The Neuroscience of trust in leadership
How important is trust in leadership? Consider Gallup’s meta-analysis of decades’ worth of data: It shows that high engagement—defined largely as having a strong connection with one’s work and colleagues, feeling like a real contributor, and enjoying ample chances to learn—consistently leads to positive outcomes for both individuals and organizations.
Many organizations have borrowed from both the Tayloristic and Para-military models of hierarchical leadership is not setup to deliver on a highly trusting employee-employer relationship. Both organizational psychology and safety science have found this style of leadership contributes to significant distrust and safety deterioration within organizations.
Experiments show that having a sense of higher purpose stimulates oxytocin production, as does trust. Trust and purpose then mutually reinforce each other, providing a mechanism for extended oxytocin release, which produces happiness.
Healthcare and Emergency Services to many is a higher calling and provides a great sense of purpose with common goals and delivers well on the concept of neurotransmitter production for happiness and fulfillment. Many of us know the rush and self-affirmation in performing with great outcomes in complex situations. Can we reframe the sense of purpose we have to achieve this sense more often with routine aspects of our work?
We will explore the deeper aspects of psychological safety within an organization and how it contributes to a positive work culture as a result of trust. What are the benefits to the organization, workers and patients? How does building a trusting workplace contribute to safer patient care and safer workplaces? How does one build sustainable workplace trust?
Trust sits at the core of high performing teams, and the presence or lack thereof is directly reflected in team outcomes. Understanding that an absence of trust often manifests in a fear of conflict, evidenced by a lack of commitment and avoidance behaviour, leading to inattention to results. Trust is not only essential to a performance, but also a psychologically safe work culture.
How can we reframe the sense of purpose in combination with a trusting organization to build on the symbiotic elements of trust and purpose that enable our teams to perform optimally and thrive in a psychologically safe environment? Research is showing the psychologically safe and trusting work environments have and overall safer workplace, including occupational stress injuries and ultimately PTSD.
Everything we say and do, or don’t say and don’t do has an impact on our team. The foundation to enabling teams is personal awareness of the impact of individual behaviour. Team culture is experienced through the thousands of daily interactions and touch points between team members and others they interact with. Enabling teams is about giving and receiving feedback, having robust conversations, and creating an environment of psychological safety that is deliberately developmental as well as accountable for results.

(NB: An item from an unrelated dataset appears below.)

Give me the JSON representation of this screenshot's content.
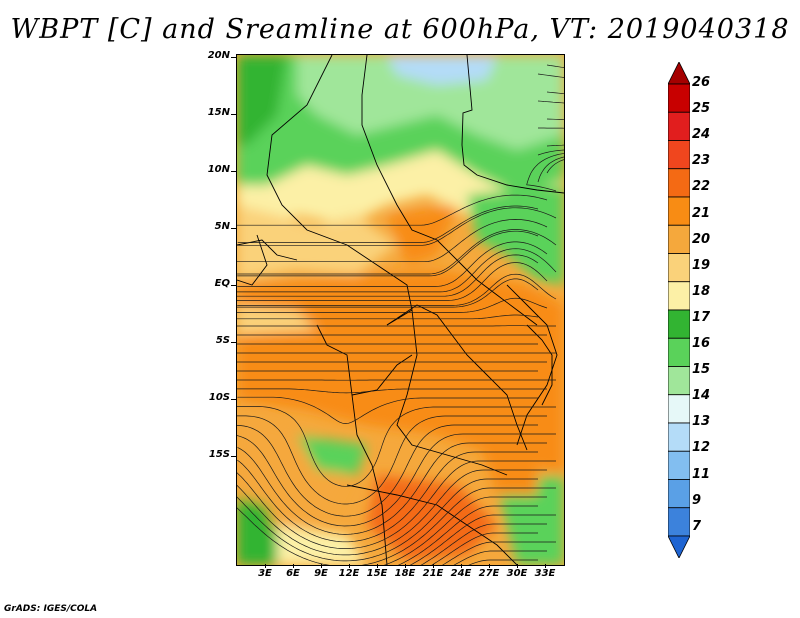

The objectives of this presentation include:
- An introduction to the effects of tayloristic and para-military style leadership on organizational trust and communication;
- Psychological and neurotransmitter-based effects of organizational shared purpose, trust and psychological safety;
- Moving beyond the Newtonian-Cartesian linearity perspectives in complex and diverse work environments;
- Elements that foster or destruct organizational trust;
- Building psychologically safe organizations through trust, a way forward;
- Reframing the view towards purpose.
This talk is optimal for senior leaders and entire leadership teams who wish to better understand workplace culture and how shared purpose, trust and psychological safety are essential to the workforce of the future and creating safer workplaces.